Украинские минометчики. AFP/Scanpix


Ну, тогда нас пронесло просто, они уже разрывались рядом-рядом, потом все затихло, и мы по-быстренькому оттуда свалили. Ранения на одном вот таком минометном обстреле получил один боец, именно рядовой. Ему, по-моему, ну, куда-то осколок прилетел, но ранение было несерьезное. То есть, 3 недели он в госпитале отвалялся, на вертушке его эвакуировали. 

Раненых стараются как бы тащить к границе поближе. Но если уже экстренная ситуация, я думаю, вертушки уже залетали и на территорию Украины. У нас проблем с авиацией не было, то есть, у нас на полевой базе всегда было 3 боевых вертолета. По 15 человек на борт могут принимать. 

Один раз потеряли своего. Вот это была единственная наша потеря с бригадой. Он чисто случайно на самом деле умер. Просто откуда ни возьмись, появился украинский БТР и начал расстреливать. Его подстрелили на отходе.

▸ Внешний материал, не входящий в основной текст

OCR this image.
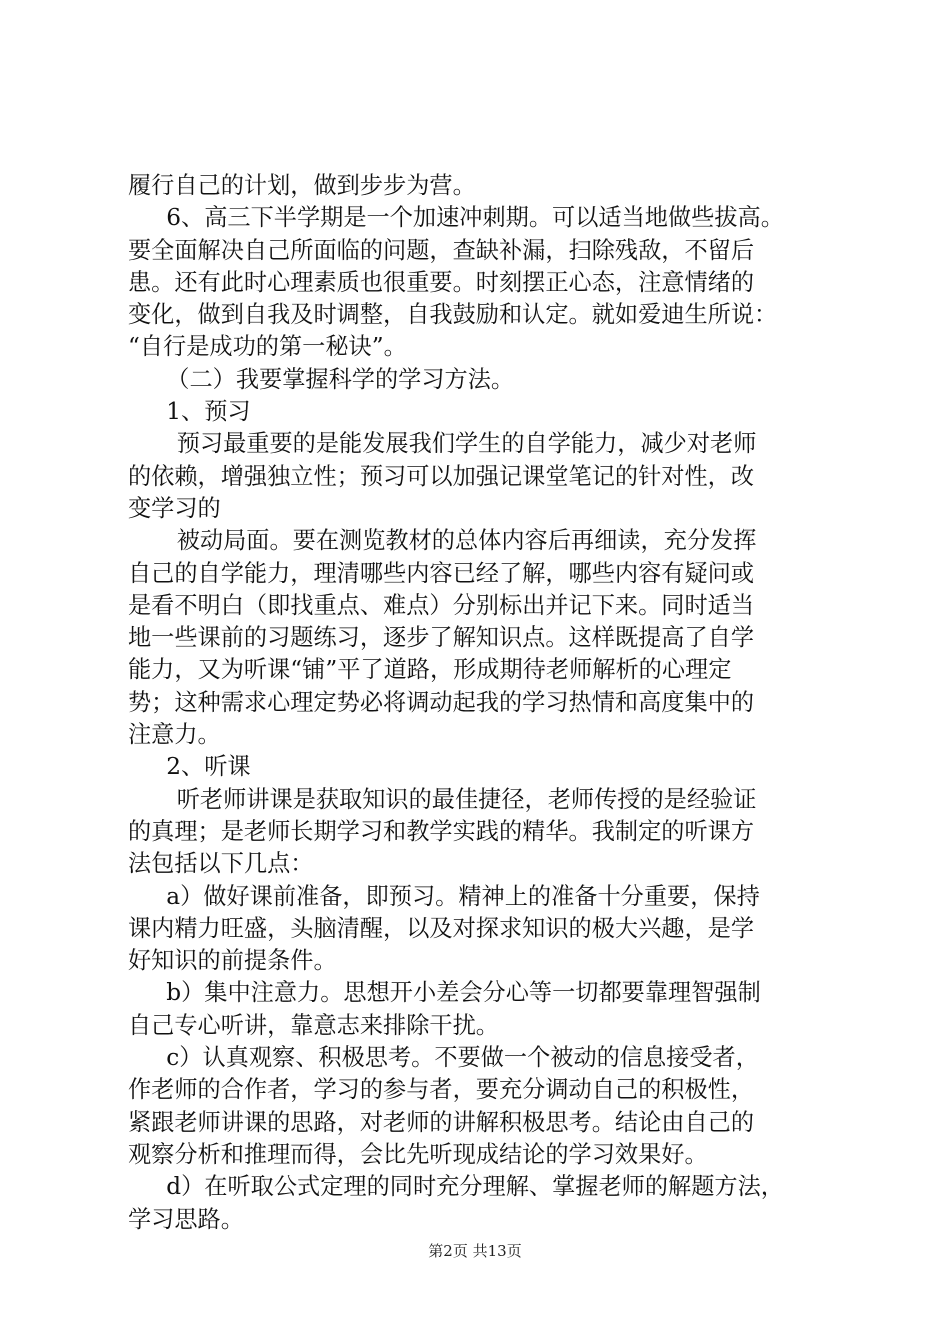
履行自己的计划，做到步步为营。
6、高三下半学期是一个加速冲刺期。可以适当地做些拔高。
要全面解决自己所面临的问题，查缺补漏，扫除残敌，不留后
患。还有此时心理素质也很重要。时刻摆正心态，注意情绪的
变化，做到自我及时调整，自我鼓励和认定。就如爱迪生所说：
“自行是成功的第一秘诀”。
（二）我要掌握科学的学习方法。
1、预习
预习最重要的是能发展我们学生的自学能力，减少对老师
的依赖，增强独立性；预习可以加强记课堂笔记的针对性，改
变学习的
被动局面。要在测览教材的总体内容后再细读，充分发挥
自己的自学能力，理清哪些内容已经了解，哪些内容有疑问或
是看不明白（即找重点、难点）分别标出并记下来。同时适当
地一些课前的习题练习，逐步了解知识点。这样既提高了自学
能力，又为听课“铺”平了道路，形成期待老师解析的心理定
势；这种需求心理定势必将调动起我的学习热情和高度集中的
注意力。
2、听课
听老师讲课是获取知识的最佳捷径，老师传授的是经验证
的真理；是老师长期学习和教学实践的精华。我制定的听课方
法包括以下几点：
a）做好课前准备，即预习。精神上的准备十分重要，保持
课内精力旺盛，头脑清醒，以及对探求知识的极大兴趣，是学
好知识的前提条件。
b）集中注意力。思想开小差会分心等一切都要靠理智强制
自己专心听讲，靠意志来排除干扰。
c）认真观察、积极思考。不要做一个被动的信息接受者，
作老师的合作者，学习的参与者，要充分调动自己的积极性，
紧跟老师讲课的思路，对老师的讲解积极思考。结论由自己的
观察分析和推理而得，会比先听现成结论的学习效果好。
d）在听取公式定理的同时充分理解、掌握老师的解题方法，
学习思路。
第2页 共13页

Тело изуродованное оттягивали просто потом до самой границы, помогать ему было бессмысленно уже. То есть после того, как посек пулемет, он упал замертво. Хреново получилось то, что в похоронке, которую отправили домой, просто сказали, что «ваш сын погиб из-за неправильного обращения с пулеметом». То есть, получается, сам себя застрелил. На самом деле, как такое отправить домой можно, я даже не представляю. Но, естественно, это все понятно. Не писать же, что пал смертью храбрых, выполняя боевые задачи на территории Украины? 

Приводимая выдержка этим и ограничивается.